This project presents a state-of-the-art sign language recognition system employing a transformer-based video encoder architecture. Our system uniquely encodes pose topology by embedding different adjacency matrix definitions, including cosine, Euclidean, and Mahalanobis-based distance adjacencies, as well as absolute axis differences. This approach allows for a more nuanced and accurate interpretation of sign language gestures.
The core of our system is the transformer-based video encoder which processes sequential frames of sign language gestures. By embedding various adjacency matrices, the system captures the complex spatial relationships between different parts of the body involved in sign language communication.
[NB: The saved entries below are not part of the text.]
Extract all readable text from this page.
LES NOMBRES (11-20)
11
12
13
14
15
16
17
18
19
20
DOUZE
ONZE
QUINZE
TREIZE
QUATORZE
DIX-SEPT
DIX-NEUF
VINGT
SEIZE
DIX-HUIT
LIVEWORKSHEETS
Transformer-Based Video Encoder: Leverages the power of transformers for efficient video processing. Multiple Adjacency Matrix Embeddings:
- Incorporates cosine, Euclidean, and Mahalanobis distances, plus absolute axis differences for robust pose recognition.
- High Accuracy: Designed to achieve state-of-the-art accuracy in sign language recognition.
- Python 3.x
- PyTorch 1.x
- Additional dependencies listed in requirements.txt
Clone the repository and install dependencies:
git clone https://github.com/karahan-sahin/SignMAE.git
cd SignMAE
python3 -m venv signmae_env
source signmae_env/bin/activate
pip install -r requirements.txt
lib
|
|--...
|--run_asl_translation_training.py
|--run_bsign22k_training.py
|--run_autsl_training.py
To use the system, first give desired parameters for the training then run:
python3 lib/<name-the-training-script>
Replace with the appropriate training data is available
Contributions to this project are welcome. Please follow these steps:
- Fork the repository.
- Create a new branch for your feature (git checkout -b feature/YourFeature).
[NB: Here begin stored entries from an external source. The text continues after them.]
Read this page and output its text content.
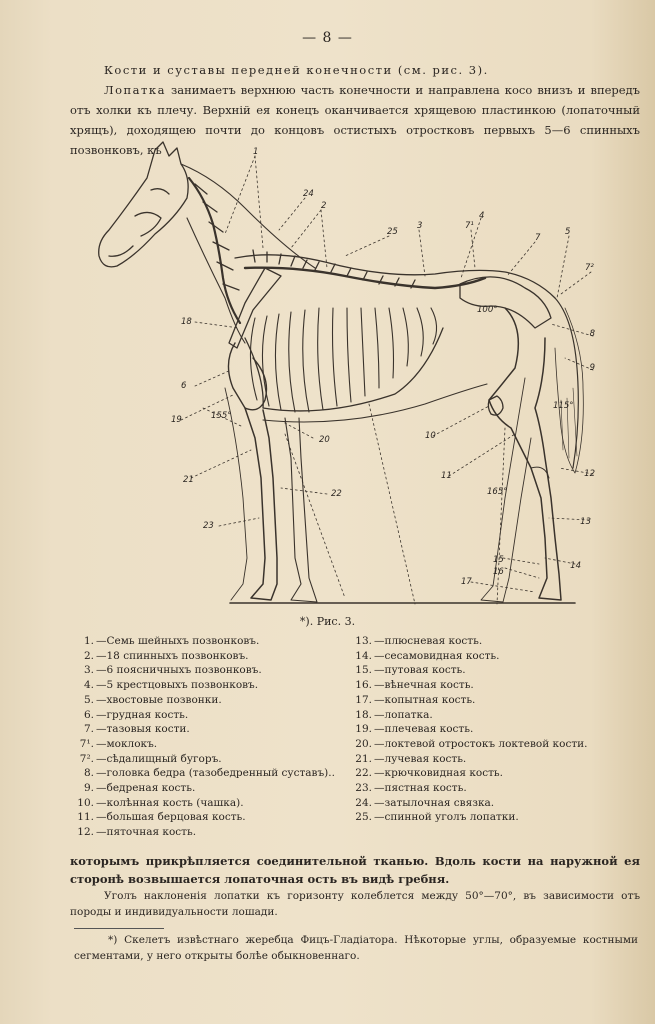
— 8 —
Кости и суставы передней конечности (см. рис. 3).
Лопатка занимаетъ верхнюю часть конечности и направлена косо внизъ и впередъ отъ холки къ плечу. Верхній ея конецъ оканчивается хрящевою пластинкою (лопаточный хрящъ), доходящею почти до концовъ остистыхъ отростковъ первыхъ 5—6 спинныхъ позвонковъ, къ	1
2
24
25
3	7¹
4
7
5
7²
8
9
18
6
19	155°
20	10
11	12
21
22	165°
13
23
15
16
14
17
100°
115°
*). Рис. 3.
1. —Семь шейныхъ позвонковъ.
2. —18 спинныхъ позвонковъ.
3. —6 поясничныхъ позвонковъ.
4. —5 крестцовыхъ позвонковъ.
5. —хвостовые позвонки.
6. —грудная кость.
7. —тазовыя кости.
7¹. —моклокъ.
7². —сѣдалищный бугоръ.
8. —головка бедра (тазобедренный суставъ)..
9. —бедреная кость.
10. —колѣнная кость (чашка).
11. —большая берцовая кость.
12. —пяточная кость.
13. —плюсневая кость.
14. —сесамовидная кость.
15. —путовая кость.
16. —вѣнечная кость.
17. —копытная кость.
18. —лопатка.
19. —плечевая кость.
20. —локтевой отростокъ локтевой кости.
21. —лучевая кость.
22. —крючковидная кость.
23. —пястная кость.
24. —затылочная связка.
25. —спинной уголъ лопатки.
которымъ прикрѣпляется соединительной тканью. Вдоль кости на наружной ея сторонѣ возвышается лопаточная ость въ видѣ гребня.
Уголъ наклоненія лопатки къ горизонту колеблется между 50°—70°, въ зависимости отъ породы и индивидуальности лошади.
*) Скелетъ извѣстнаго жеребца Фицъ-Гладіатора. Нѣкоторые углы, образуемые костными сегментами, у него открыты болѣе обыкновеннаго.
- Commit your changes (git commit -am 'Add some YourFeature').
- Push to the branch (git push origin feature/YourFeature).
- Open a new Pull Request.
MIT License
- Add Mahalanobis distance
- Add push to Huggingface
- Add evaluation scripts
## DONE:
- Add documentation for running
- Refactor code
- Add AUTSL Training
- Add ASL FINGERSPELLING Training
- Fix Translation Accumulation Problem